Now, if you are a NEX-7 owner (or dreamer) you’ll know everything about the crazy effects that wide rangefinder lenses have on this camera. When I bought the NEX-7 I wanted to replace my Bessa R2 with a digital body, without spending the non-sense amount of money that a big-L asks for. There weren’t really many options, and the NEX-7 felt like the right choice. Fact is, I was using the skopar 35mm on the Bessa, and the crop factor of the NEX made me beg for a same-quality 24mm lens. But I wanted it to be fast, and pancake, and quick to operate with. Now, to be pancake it has to be rangefinder, but to be fast it delivers the crazy effects on the borders. There’s the pricy 24mm Carl Zeiss, off course, it’s f1.8 fast and quite compact and lightweight. I tried it and took very nice pics with it. But it’s designed to be an AF lens, I don’t really like the AF of NEX systems, so I still prefer to go for a rangefinder lens.

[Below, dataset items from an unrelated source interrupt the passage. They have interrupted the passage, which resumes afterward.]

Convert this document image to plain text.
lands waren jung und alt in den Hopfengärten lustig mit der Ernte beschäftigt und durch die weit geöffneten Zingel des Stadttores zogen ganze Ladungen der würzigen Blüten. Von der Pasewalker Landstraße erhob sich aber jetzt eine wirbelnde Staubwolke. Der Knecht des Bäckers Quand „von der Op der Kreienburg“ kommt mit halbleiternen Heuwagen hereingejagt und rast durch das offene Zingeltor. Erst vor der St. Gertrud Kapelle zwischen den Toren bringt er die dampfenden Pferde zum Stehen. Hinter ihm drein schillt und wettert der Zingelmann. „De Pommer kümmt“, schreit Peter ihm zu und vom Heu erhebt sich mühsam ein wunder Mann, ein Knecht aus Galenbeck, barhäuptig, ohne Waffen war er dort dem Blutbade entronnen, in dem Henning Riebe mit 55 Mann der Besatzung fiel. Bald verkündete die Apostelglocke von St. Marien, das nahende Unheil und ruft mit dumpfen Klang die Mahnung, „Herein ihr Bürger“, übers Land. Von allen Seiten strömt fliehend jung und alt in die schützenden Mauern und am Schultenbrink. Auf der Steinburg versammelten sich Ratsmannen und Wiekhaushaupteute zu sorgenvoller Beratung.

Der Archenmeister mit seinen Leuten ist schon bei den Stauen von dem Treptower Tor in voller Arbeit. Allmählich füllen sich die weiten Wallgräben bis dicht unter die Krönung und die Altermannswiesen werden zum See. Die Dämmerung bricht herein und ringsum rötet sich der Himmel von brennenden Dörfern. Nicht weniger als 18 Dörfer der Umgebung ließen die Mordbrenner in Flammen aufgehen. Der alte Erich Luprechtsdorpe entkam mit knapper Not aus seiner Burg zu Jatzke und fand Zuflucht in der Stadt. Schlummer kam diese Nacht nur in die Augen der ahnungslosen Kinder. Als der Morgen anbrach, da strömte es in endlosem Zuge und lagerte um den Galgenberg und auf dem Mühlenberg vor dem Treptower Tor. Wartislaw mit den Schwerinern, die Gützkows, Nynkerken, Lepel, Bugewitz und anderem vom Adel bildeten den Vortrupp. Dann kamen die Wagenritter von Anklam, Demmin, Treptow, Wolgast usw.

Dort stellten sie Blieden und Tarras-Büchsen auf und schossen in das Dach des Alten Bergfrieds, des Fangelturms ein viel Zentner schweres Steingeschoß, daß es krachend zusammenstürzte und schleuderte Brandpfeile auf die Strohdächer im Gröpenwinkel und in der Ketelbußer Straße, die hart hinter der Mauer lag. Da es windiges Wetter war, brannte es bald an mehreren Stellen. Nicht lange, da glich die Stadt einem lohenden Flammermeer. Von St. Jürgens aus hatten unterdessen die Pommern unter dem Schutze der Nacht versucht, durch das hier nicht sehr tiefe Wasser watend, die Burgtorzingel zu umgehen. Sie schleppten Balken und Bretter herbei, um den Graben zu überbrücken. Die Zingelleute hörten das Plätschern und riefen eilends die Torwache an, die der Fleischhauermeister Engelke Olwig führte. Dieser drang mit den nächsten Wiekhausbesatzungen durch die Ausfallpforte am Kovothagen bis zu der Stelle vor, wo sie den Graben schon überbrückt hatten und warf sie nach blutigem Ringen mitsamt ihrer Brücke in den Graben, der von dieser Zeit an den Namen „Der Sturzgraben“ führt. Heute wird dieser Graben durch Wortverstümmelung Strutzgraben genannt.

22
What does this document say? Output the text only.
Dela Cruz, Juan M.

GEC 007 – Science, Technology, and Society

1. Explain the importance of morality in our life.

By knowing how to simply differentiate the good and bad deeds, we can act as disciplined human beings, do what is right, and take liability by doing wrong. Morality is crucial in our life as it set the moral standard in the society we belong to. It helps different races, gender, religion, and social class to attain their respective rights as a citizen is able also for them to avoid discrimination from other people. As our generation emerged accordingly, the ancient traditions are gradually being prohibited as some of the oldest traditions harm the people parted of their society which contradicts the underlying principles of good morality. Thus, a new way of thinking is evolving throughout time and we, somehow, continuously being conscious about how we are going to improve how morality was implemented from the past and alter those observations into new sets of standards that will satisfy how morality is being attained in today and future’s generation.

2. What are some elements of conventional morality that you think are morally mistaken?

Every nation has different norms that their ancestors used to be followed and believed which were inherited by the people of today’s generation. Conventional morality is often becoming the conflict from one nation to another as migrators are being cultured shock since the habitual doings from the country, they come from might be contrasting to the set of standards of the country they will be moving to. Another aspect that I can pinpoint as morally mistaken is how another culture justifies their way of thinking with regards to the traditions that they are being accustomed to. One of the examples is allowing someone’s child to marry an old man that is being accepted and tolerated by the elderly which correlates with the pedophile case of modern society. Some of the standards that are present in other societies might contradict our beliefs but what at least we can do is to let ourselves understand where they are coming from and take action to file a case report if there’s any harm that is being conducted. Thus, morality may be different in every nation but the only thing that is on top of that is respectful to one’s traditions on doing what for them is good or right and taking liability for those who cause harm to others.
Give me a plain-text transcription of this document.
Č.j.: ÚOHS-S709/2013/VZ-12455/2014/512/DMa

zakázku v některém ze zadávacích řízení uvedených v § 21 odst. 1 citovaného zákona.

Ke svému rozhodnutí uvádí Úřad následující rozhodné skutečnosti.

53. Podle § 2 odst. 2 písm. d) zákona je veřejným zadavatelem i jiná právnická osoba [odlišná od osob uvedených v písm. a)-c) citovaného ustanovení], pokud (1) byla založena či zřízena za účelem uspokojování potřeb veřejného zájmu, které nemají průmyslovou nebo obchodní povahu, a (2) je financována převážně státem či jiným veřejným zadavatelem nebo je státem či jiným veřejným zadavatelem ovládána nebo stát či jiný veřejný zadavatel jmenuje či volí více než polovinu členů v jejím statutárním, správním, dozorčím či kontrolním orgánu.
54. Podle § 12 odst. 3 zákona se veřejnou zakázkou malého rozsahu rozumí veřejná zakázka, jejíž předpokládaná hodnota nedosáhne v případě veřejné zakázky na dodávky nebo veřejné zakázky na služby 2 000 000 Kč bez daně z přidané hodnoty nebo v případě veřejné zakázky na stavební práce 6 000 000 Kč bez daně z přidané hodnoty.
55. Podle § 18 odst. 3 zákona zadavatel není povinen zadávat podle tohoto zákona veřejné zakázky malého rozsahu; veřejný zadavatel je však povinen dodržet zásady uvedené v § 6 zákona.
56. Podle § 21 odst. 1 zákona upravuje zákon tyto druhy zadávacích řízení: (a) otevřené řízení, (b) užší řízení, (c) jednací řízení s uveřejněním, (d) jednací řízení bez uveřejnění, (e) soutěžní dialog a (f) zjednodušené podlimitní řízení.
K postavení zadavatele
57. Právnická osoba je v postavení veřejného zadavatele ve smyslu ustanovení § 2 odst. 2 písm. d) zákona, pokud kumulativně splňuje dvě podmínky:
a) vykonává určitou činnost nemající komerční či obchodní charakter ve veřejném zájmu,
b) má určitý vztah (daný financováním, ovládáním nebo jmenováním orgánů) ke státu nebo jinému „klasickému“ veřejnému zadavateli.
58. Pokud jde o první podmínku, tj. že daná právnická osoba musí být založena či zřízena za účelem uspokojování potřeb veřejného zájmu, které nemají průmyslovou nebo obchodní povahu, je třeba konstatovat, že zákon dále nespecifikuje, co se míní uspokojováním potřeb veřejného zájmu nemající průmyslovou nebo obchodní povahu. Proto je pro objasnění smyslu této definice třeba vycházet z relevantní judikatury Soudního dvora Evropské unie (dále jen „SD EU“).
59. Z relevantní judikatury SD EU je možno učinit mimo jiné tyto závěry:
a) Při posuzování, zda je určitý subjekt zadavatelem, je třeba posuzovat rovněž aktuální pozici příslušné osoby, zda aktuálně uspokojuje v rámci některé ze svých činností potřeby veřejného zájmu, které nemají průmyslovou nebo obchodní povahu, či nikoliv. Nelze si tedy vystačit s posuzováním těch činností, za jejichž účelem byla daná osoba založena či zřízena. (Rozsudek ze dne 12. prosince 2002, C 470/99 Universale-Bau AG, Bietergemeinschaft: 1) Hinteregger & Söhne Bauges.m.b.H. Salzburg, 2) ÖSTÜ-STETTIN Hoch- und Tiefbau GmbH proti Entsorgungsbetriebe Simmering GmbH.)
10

Then, in the last months, I realized that my photography was moving away from wide angles and falling (again) into the 50mm-85mm range, more or less equivalent to the 35mm-50mm range. Once I made my mind on this, choosing the new lens was quite straight forward. I don’t have (yet) the ridiculous amount of money required for the big-L ultra-luminous 50s, but luckily I could afford a second hand Nokton.
So, how’s the lens feeling. It’s too early to say, it’s obviously very different from the skopar, it surely isn’t a pancake, it isn’t too big or bulky either, MF isn’t as quick as it gets on the skopar, but it’s mandatory for a f1.1 which has to allow for fine focusing, and I keep looking for the focus ring when I handle it, but that’s because I have to get used to it.
So, I guess you’ll see a few more portraits in the next days, I’ll give you more info on the Nokton when I’ll have something else to say about it.